Emma Whitelaw disse à Folha, por e-mail, acreditar que essa forma de hereditariedade ocorra com todos os mamíferos. "Uma razão para que seja difícil de detectar em humanos, por exemplo, é que somos muito miscigenados. Apenas gêmeos geneticamente idênticos poderiam ser usados para provar isso, porque precisamos controlar diferenças no patrimônio genético para convencer os outros de que isso é que está em jogo. É provável que aconteça com humanos, mas há muito "ruído" para que percebamos."
No caso da pelagem dos camundongos, a equipe encontrou fortes evidências de que a modulação da mensagem contida no gene decorre da ação de trechos de DNA semelhantes a vírus, conhecidos como retrotransposons. Também está envolvido nessa característica epigenética um processo bioquímico, a metilação.

Gametas "zerados"
Até agora acreditava-se que as marcas introduzidas por eles na leitura do genoma (coleção de genes) eram "zeradas" na produção de gametas como espermatozóides e óvulos, as células reprodutivas que transmitem os genes para a próxima geração. É o que reza a ortodoxia genética: características adquiridas não são transmitidas, unicamente mutações.
Seria como descompactar e instalar no seu computador um programa baixado da Internet. Ao recompactar e transmitir o mesmo arquivo anexado a um e-mail, as características de seu sistema não seriam enviadas junto.
A pesquisa de Whitelaw e colegas mostrou que, assim como arquivos enviados por e-mail podem conter vírus de computador, os gametas também podem carregar algo mais do que os arquivos compactados dos genes. Mais ainda, estão convencidos de que essa forma de hereditariedade pode ser comum e até fundamental para o surgimento de doenças.

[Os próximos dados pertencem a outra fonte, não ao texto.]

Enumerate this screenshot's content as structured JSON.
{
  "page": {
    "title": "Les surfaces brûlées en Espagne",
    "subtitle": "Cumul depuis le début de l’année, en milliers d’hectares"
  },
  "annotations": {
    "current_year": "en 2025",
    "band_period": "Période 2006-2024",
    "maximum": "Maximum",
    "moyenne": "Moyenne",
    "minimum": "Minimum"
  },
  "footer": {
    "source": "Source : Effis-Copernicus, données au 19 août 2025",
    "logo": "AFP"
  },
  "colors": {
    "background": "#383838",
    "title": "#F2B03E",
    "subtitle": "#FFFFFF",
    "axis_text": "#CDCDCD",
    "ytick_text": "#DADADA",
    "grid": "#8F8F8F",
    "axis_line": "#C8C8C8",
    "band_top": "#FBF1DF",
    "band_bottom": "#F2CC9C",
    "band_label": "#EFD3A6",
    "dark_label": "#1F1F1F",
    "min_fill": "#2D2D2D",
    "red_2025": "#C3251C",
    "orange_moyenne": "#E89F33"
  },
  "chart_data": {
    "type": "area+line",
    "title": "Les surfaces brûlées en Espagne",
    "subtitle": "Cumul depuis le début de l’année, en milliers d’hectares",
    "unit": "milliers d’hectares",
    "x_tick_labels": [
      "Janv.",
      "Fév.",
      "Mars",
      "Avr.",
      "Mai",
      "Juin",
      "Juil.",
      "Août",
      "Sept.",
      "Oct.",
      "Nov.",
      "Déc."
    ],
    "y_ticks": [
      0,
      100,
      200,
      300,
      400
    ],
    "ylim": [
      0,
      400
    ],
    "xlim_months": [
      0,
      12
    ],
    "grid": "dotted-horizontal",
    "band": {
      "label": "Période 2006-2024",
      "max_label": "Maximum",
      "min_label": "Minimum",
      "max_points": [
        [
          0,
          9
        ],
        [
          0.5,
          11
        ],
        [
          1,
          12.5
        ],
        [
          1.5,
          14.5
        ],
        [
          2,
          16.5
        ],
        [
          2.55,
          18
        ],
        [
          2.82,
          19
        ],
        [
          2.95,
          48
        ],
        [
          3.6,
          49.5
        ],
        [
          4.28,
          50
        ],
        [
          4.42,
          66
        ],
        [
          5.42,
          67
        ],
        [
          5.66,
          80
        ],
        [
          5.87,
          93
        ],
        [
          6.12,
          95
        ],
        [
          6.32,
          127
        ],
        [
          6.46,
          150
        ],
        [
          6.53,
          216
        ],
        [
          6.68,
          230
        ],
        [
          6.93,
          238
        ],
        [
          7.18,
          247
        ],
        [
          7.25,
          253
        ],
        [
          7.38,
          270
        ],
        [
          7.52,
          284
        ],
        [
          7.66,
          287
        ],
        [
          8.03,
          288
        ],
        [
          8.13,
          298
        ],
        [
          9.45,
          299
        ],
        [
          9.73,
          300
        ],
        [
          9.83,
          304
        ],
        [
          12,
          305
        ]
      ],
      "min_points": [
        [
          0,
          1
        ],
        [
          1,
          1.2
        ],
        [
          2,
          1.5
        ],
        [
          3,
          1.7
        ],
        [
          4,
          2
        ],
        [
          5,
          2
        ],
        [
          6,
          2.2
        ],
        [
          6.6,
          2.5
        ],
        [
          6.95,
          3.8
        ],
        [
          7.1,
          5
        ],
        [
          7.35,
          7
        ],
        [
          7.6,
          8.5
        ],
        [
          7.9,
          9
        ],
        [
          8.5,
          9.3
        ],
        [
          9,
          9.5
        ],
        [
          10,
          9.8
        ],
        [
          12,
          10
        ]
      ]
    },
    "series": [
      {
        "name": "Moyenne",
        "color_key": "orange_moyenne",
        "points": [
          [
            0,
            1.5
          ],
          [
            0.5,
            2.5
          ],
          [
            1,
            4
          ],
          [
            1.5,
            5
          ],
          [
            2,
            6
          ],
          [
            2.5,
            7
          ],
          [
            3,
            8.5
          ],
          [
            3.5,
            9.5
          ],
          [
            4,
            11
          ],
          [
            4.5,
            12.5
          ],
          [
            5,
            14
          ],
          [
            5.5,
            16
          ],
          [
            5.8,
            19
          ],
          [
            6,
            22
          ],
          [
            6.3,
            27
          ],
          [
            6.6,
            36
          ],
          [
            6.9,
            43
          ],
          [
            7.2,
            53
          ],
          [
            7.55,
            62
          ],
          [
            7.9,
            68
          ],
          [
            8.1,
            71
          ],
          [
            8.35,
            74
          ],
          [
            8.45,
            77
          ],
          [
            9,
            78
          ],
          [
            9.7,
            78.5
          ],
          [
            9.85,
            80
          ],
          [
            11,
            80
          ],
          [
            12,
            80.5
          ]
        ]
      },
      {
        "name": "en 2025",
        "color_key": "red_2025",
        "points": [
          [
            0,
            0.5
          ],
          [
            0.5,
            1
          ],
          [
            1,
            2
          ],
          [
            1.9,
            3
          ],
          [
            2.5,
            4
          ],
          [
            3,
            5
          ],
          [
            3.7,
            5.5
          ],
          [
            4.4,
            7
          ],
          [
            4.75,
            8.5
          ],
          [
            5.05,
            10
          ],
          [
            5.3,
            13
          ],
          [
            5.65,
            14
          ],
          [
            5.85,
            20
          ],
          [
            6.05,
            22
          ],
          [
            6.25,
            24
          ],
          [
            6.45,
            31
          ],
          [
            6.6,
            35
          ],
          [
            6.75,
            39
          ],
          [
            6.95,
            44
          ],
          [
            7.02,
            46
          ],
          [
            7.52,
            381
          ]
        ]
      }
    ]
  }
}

"Acredito que saber a sequência primária de DNA de um indivíduo será insuficiente para predizer seu fenótipo (manifestação da doença) em alguns casos", disse Whitelaw. "Esses casos vão, talvez, demandar um epigenótipo do indivíduo, isto é, uma imagem detalhada da metilação naquele locus (região no gene)."

Genoma é só o começo
Nunca é demais lembrar que o Projeto Genoma Humano vai resultar numa sequência bruta de DNA, que, se acredita, será representativa da espécie humana como um todo. Não dará conta da variação que há entre indivíduos, muito menos das intercorrências epigenéticas que podem estar envolvidas no desenvolvimento de cada organismo e suas mazelas.
Não corresponde à realidade dos laboratórios, assim, a visão ingênua e mecanicista de que decodificar o genoma implica abrir uma cornucópia da qual jorrariam tratamentos sob medida para todas as doenças. Nada disso, afirmou à Folha, também por e-mail, Rosalind John: "Obter a sequência é somente o começo. Entender a função de cada gene e sua regulação tanto por outros genes como pelas alterações epigenéticas é um desafio muito maior".